By Jim Weber
Here’s something I never thought I’d say: If you watched Minnesota upset No. 1 Indiana last night, you witnessed a scene straight out of the 1992 film, The Mighty Ducks.
With the No. 1 Hoosiers trailing by five with under 30 seconds left, Will Sheehey fouled Gophers guard Andre Hollins, then reached for his eye and collapsed on the court as if he had been knocked out in a prize fight. According to ESPN’s Dan Dakich, Indiana head coach Tom Crean screamed for the referees to go to the monitor to check for an offensive foul. They did, only for the video to reveal Sheehey had blatantly flopped:
If you’re unfamiliar with The Mighty Ducks (first of all, shame on you), there’s a scene at the beginning where Gordon Bombay (played by Emilio Estevez) becomes the youth hockey team’s head coach and is still in his evil lawyer phase. Losing badly to an opponent, Bombay asks Charlie (Joshua Jackson) to grab his eye and fall down when pinned up against the boards to draw a penalty.
Except, Charlie wouldn’t do it. He had more integrity than his coach, which eventually sparked Bombay’s reformation. (How this clip is not on YouTube is a travesty).
The difference between the movie and last night, of course, is that Sheehey actually faked the injury. While there’s no proof that Sheehey was instructed to flop by Crean, there is video of Crean on the sideline in the timeout before the play clearly talking to the team about high elbows.
And if you look at the video of the foul further, it’s clear that Sheehey positions his face right next to Collins’ arm to try and sell the eye injury.
Point blank: I don’t believe for a second Sheehey did this without Crean’s instruction. It was way too deliberate and premeditated. And the way Crean instantly demanded the officials to look at the monitor makes it even more apparent he orchestrated the flop.
Crean is already on his way to becoming a college basketball coaching villain as a very sore loser. Whether he’s throwing temper tantrums on the sideline like a toddler, blowing by opposing coaches after a loss or even ripping the Big Ten over weekly awards if his players don’t win, he’s definitely caught the eye of college hoops fans.
On Tuesday night, Crean hit a new low by apparently pulling a Gordon Bombay. Where’s the respect for opponents and the game as a whole? Where’s the integrity he is supposed to be instilling in college kids?
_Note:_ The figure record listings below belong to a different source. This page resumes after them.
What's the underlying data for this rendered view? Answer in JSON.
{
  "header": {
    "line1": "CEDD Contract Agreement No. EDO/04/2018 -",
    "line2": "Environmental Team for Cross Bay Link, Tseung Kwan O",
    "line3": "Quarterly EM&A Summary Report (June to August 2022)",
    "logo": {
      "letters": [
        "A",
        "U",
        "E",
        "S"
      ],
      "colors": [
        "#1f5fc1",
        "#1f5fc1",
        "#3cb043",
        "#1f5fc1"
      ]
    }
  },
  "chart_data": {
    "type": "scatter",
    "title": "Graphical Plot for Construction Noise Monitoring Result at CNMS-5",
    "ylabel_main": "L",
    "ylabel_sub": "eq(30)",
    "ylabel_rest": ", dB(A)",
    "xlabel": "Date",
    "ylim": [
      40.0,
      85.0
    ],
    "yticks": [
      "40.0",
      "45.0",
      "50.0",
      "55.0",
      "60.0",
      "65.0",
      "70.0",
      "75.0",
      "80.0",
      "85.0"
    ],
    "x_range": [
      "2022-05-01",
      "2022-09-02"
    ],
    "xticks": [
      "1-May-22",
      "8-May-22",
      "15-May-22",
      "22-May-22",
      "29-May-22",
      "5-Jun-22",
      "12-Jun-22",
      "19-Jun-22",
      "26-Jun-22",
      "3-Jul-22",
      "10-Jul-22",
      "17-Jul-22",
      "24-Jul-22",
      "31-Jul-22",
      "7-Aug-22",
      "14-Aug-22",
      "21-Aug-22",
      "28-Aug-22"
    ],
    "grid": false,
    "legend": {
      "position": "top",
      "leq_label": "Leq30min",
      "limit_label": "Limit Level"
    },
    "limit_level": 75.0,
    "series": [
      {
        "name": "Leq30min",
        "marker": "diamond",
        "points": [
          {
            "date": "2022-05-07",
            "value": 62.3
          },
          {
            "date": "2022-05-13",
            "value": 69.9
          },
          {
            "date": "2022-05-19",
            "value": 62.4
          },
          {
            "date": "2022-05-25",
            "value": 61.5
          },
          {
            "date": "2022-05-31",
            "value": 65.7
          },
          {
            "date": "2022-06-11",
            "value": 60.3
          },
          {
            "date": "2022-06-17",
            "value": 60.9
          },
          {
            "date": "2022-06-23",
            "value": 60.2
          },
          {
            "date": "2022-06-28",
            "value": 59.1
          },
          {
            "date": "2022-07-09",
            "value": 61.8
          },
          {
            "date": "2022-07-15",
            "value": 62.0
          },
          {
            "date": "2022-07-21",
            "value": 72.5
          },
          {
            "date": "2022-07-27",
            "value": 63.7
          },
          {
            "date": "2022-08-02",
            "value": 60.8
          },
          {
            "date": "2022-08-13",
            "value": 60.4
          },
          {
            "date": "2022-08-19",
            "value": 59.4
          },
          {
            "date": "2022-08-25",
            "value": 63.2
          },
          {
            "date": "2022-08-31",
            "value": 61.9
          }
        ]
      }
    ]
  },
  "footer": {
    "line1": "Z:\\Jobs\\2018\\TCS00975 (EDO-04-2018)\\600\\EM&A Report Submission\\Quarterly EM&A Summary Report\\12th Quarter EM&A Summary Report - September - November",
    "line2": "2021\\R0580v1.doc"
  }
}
After looking over video of the controversial Derrick Nix-Cody Zeller incident from last week, I don’t think Zeller flopped by initiating the groin shot there. But Sheehey’s flop was clear as day.
If I’m Big Ten commissioner Jim Delany, I’m pretty limited in what I can do to reprimand Crean since there’s no rule against flopping at the college level. But the first thing I would have done Wednesday morning is call Crean up and say, “Don’t ever do that again.”
Beyond that, flopping should clearly be addressed this offseason. Trying to draw technical fouls when trailing late in games makes NBA flopping look downright petty. Instead of fining players, the NCAA should rule any flop like what Indiana did last night is a technical. Because there’s no way something like that should have no risk and prompt announcers like Mike Tirico and Dakich to say players should flop like that more.
We should name it the “Tom Crean Rule.”
The scariest part? If Crean is willing to resort to this tactic during a regular season game when Indiana has almost definitely assured itself a No. 1 seed in the Big Dance, who knows what he will resort to in the NCAA tournament if the Hoosiers are trailing late.
I know the sports media overreacts to everything these days, but Crean deserves all the heat he brought upon himself Tuesday night by channeling his inner Gordon Bombay.
I’ll give him this though, Crean has pulled off something I never thought possible: Becoming the sorest loser in a family that includes Jim Harbaugh.